If hosen and shoon thou ne'er gav'st nane

Hallie O'Donovan hallieod at indigo.ie
Sat May 3 08:35:51 EDT 2003

>  > This time I saw far more versions giving the line as 'fire and sleet
>>  and candle-leet', which is confusing now that we've sorted it out as
>>  meaning three basic human necessities.
>>  Hallie.
>In some hands s and f can look very similar. The Irish hand, notably; but
>cf. the long s's that look like fs even in early printed books. How many old
>MSS are there with the Lyke-wake dirge? Examining them may well establish
>that soemone miscopied the word and it turned to sleet in subsequent
>As I recall (please tell me if I'm wrong) the f-like s is used at the
>beginning of words and in the middle, and the ordinary s at the end
>(businesf; fhould; the real long s has no dash across it, I just used f
>because it was easier than looking for the symbol to insert).
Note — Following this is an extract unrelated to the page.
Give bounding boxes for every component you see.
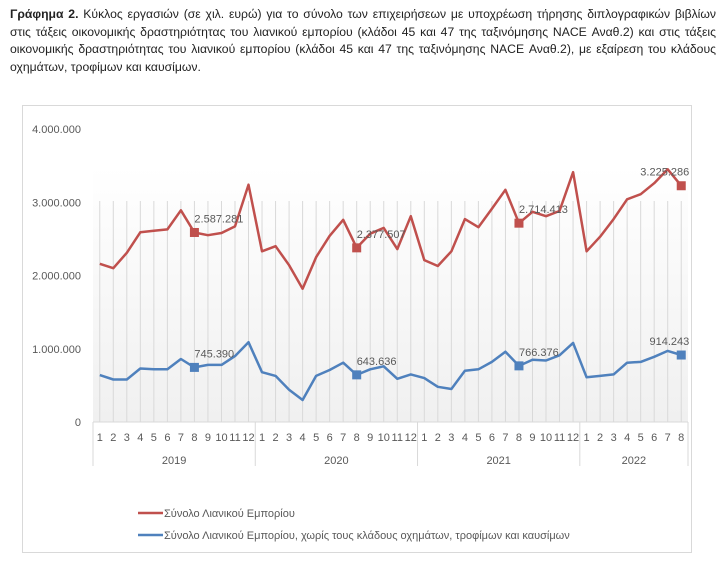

Likewise, in
>Greek, the letter sigma has two forms, one occurring at ends of words, the
>other elsewhere.
>I vote for miscopying. I'd say it's extremely likely. (credentials: my PhD
>involved comparing MS versions of a tale, noting just such inconsistencies
>and extrapolating from the data)

It's certainly a likely proposition, and I'm definitely not 
challenging your credentials!  OOH, there are a lot of varients of 
the L-WD, at least from what I saw on a cursory search last night, 
and surely it would make some difference that the MS would have been 
of a song, rather than a tale?   Just my 2 cent's worth question.